Они как раз шли мимо ларька «Фрукты», в котором почему-то торговали рыбными консервами и луком. «Имеется лук репчатый» — было написано карандашом на бумажке.
— Эй, гусь лапчатый, купи лук репчатый, — сказал Ряша и толкнул художника плечом, показывая, что ужасно веселиться. Но Тютькин, оказывается, и не слышал.
— Я больше на доске не буду, — мрачно сказал он. — Просто буду так рисовать, для себя. На бумаге...
И он, правда, стал рисовать просто так: на бумажках, на промокашках, кажется, даже на ластике. Что он там рисовал — это было неизвестно. Поскольку стоило кому-нибудь подойти и задышать ему в затылок, как Тютькин сразу закрывал свое художество обеими руками и говорил либо сердито: «Давай, давай, что тебе надо?», или (если человек был уж очень хороший) просительно: «Ну, слушай, не надо, пожалуйста».
И все было ничего, пока не случилось одно ужасное происшествие...
Тютькин на географии по обыкновению что-то такое рисовал. Но тут вдруг географичка его вызвала и спросила про рельеф Индии.
— Рельеф Индии очень разнообразный, — сказал Тютькин. — Там есть горы и долины и остальное.
Пока он все это объяснял, Машенька, сидевшая на соседней парте, тихонько стащила тютькинский рисунок и просто завизжала, увидев, что там такое нарисовано.
Она сразу пустила листок по рядам. И все по очереди тоже взвизгивали и говорили: «Вот это да!»
Некоторые говорили это очень громко, поэтому географичка прервала тютькинскую мысль про то, что Гималайские горы самые высокие, и строго спросила:
— Что там у вас происходит?
Весь класс так невинно и преданно смотрел на географичку, что, будь она поопытнее, она бы сразу поняла, сколь важное происшествие случилось в классе. Но она была еще молоденькая, еще не все знала про трудящихся из шестого «Б» и прочих подобных.
На перемене художник Тютькин бегал по классу и каждому по очереди кричал:
— Отдай, гад, рисунок! Ну отдай!
— Это не по-пионерски, — сказала Кира Пушкина, председатель совета отряда.
— Что? — спросил Тютькин.
— Все, — сказала Кира Пушкина, которую Сашка Каменский когда-то окрестил «Кипушкиной, Могушкиной, Никемнепобедишкиной». — Все не по-пионерски: и делать любовные гадости, и рисовать их, и воровать без спросу чужие рисунки.

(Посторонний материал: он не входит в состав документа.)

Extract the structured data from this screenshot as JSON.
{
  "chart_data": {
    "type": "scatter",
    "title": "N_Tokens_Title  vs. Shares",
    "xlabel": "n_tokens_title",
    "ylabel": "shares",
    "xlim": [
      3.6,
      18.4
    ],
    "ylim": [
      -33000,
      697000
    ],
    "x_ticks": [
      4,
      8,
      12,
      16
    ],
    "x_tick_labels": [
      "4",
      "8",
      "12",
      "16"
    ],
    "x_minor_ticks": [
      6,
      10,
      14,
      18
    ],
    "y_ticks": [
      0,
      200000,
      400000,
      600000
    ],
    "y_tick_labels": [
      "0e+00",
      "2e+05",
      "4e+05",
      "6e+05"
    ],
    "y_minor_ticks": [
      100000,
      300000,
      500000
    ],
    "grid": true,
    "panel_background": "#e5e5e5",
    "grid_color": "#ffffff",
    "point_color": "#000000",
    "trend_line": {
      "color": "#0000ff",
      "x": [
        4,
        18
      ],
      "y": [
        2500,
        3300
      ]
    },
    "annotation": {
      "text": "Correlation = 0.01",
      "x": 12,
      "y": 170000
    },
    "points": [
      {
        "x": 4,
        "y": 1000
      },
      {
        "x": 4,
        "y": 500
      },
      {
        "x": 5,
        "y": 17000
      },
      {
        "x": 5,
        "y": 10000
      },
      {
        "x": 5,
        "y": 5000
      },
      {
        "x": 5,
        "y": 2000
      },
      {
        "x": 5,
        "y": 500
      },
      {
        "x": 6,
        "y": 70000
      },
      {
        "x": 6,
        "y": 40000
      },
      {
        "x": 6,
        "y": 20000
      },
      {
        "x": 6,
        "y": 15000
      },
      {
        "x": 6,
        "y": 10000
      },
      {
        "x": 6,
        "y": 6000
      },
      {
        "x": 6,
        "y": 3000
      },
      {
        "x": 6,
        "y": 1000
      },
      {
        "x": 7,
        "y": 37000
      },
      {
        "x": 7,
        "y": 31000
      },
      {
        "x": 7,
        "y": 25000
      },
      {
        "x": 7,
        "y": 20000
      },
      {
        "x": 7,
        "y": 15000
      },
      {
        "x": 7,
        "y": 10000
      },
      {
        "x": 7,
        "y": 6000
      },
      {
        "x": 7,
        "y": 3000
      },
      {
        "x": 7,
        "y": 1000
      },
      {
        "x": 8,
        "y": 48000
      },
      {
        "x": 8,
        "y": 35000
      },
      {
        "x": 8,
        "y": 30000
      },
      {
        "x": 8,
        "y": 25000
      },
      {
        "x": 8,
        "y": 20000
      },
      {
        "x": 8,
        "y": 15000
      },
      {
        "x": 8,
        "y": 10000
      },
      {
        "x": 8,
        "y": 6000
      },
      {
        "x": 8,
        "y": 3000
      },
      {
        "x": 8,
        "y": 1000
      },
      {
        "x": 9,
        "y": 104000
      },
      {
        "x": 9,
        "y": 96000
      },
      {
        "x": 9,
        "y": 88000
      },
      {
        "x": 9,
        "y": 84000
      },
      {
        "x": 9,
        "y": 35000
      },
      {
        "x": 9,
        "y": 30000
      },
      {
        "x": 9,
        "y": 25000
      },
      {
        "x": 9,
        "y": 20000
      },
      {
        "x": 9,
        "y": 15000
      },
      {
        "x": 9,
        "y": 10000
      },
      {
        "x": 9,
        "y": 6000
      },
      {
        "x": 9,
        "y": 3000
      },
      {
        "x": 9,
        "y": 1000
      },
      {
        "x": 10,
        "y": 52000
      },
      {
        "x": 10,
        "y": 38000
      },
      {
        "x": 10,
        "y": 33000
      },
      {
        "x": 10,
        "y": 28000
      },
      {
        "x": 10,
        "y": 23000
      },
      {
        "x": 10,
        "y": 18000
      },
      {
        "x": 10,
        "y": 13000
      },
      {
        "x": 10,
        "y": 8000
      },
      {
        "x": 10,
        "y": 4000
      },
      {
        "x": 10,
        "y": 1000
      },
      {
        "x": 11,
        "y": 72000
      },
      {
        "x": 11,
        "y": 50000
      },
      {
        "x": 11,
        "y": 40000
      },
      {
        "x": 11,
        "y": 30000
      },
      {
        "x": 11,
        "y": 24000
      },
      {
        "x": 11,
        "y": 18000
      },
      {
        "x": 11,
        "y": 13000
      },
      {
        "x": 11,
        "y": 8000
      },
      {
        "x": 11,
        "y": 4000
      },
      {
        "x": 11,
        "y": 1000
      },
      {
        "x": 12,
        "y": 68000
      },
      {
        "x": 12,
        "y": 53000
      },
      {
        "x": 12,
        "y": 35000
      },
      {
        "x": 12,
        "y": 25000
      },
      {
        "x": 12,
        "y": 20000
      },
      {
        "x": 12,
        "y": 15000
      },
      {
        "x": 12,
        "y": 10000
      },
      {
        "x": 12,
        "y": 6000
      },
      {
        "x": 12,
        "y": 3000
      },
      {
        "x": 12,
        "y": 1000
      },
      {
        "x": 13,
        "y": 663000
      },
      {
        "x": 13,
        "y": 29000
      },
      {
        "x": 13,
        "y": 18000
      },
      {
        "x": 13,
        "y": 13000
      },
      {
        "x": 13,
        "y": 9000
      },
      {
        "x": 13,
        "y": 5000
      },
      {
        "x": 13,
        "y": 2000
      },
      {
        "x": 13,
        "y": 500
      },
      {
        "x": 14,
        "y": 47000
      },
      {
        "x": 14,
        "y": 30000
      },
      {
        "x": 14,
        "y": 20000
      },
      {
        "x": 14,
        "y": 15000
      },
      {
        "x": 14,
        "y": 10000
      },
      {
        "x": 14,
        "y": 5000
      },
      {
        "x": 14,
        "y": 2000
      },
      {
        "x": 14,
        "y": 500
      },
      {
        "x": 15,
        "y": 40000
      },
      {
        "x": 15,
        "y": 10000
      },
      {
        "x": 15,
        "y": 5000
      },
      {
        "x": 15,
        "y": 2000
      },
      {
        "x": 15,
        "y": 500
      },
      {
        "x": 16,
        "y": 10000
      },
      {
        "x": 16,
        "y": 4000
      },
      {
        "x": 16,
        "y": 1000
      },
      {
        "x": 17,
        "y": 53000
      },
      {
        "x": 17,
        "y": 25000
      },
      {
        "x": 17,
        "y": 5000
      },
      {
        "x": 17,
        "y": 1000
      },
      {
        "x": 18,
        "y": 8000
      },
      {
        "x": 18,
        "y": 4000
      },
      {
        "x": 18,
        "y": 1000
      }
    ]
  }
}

— Конечно, — заржал Юра Фонарев. — Это ты прекрасно сказала. Воровать без спроса нехорошо. Ты сперва спроси разрешения, а потом воруй на здоровье.
— Я бы на твоем месте не очень-то стала бы смеяться, — торжественно заявила Кипушкина и показала Юре рисунок.
— Ах, гад! — завопил Юра и прямо задохнулся. Вы не подумайте, никаких там гадостей не было.
Просто Тютькин очень хорошо нарисовал Юру Фонарева с одной девочкой. Как они стоят в 11 часов вечера, держась за руки, у Юриного подъезда.
Все было до такой степени точно и хорошо нарисовано, что невозможно было не узнать, кто нарисован, и где, и когда (поскольку на часах было 11.10 и рядом горел фонарь, чего днем не бывает).
Юра так и стоял, ловя воздух раскрытым ртом. А эта кисочка Машенька улыбнулась ему и промурлыкала:
— Оч-чень р-реалистично нар-рисовано. Очень большой талант!
— Это донос, — сказал, наконец, Фонарев, испепеляя Тютькина взглядом. — Низкий, подлый и коварный донос. Я думал, ты человек... а ты... Ты...
Он повернулся и выбежал из класса. И несчастный Тютькин побежал за ним, крича:
— Я человек! Я человек! Я не виноват!
— Гений и злодейство есть вещи несовместные, — сурово сказал Лева Махервакс, лучший фонаревский друг. — Сначала думать надо, что рисуешь, а потом рисовать...
Но разве художник Тютькин виноват? Он же рисует по впечатлению, то есть по-честному — что видит. Он же хочет получше нарисовать, а за это вот всю дорогу горит синим пламенем.